As we approached an adobe block building, we were greeted by several smiling women of varying ages. Only one, Miriam, spoke English; she was our guide and translator. She introduced the other women, beckoning each of them from the kitchen and asking them to speak to us. Each one spoke in Spanish, telling what their duties were and what the cooperative meant to them. For one, it meant fresh vegetables and eggs for her family. For another, it meant a chance to help her whole community. For yet another, it meant that she could feed her Agua Prieta family as well as taking food, clothing, and shoes to her home village. That day, six women cooked for us and served us, happy to offer hospitality and proud to show us the good work they're doing.
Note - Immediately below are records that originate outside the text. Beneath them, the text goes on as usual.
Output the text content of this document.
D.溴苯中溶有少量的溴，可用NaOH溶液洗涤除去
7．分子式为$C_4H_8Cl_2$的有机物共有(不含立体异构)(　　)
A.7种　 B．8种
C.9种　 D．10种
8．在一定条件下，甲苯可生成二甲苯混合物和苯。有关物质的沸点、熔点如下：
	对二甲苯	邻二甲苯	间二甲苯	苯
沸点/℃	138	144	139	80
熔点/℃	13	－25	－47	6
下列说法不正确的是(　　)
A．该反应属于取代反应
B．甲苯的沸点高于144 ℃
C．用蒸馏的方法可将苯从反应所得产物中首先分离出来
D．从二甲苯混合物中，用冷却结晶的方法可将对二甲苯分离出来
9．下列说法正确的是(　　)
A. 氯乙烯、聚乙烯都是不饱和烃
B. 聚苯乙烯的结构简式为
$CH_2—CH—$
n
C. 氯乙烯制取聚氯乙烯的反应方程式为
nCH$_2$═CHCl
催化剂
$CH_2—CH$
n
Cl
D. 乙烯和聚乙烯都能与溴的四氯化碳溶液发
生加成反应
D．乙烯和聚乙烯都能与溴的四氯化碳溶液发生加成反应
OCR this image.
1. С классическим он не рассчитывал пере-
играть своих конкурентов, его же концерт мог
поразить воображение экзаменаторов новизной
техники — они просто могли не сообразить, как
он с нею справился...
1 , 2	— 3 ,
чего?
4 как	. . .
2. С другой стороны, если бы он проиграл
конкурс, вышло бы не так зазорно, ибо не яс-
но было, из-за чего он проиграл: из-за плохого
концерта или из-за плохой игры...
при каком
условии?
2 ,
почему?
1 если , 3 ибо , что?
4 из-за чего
At least 20 other women are involved with Dougla-Prieta Works, helping to feed their families, learn new skills, and spread the news to others.
After a delicious lunch made from vegetables and greens grown in the co-op's garden, we got to look around the sustainable gardens, chicken coops, water tanks, green house, and rabbit hutch. Our guide, who turned out to be the wife of Mark from Frontera de Cristo, explained to us how she has been learning about sustainable gardens and sharing her knowledge with the other women. One thing that we were truly impressed with-and the women were quite proud of-was the building where we had eaten. They had built it themselves; they'd even made the bricks using local soil and a traditional method of drying.
Even the chicken coop is adorned with creativity! And the gardens have a beautiful symmetry!
After we had walked around the gardens, we were offered the chance to buy some of the needlecraft items that the women had created. There were delicately crocheted scarves, vibrant bags and aprons, and their embroidered tortilla cloths(traditionally sewn by women for their men to carry tortillas) were works of art. We all bought as many of their beautiful pieces as we could afford and carry, almost wiping out their inventory.
When we were gathering up to leave, we saw some children in school uniforms arriving. We were told that Dougla-Prieta Works is also home to English language classes, taught by volunteers from Frontera de Cristo.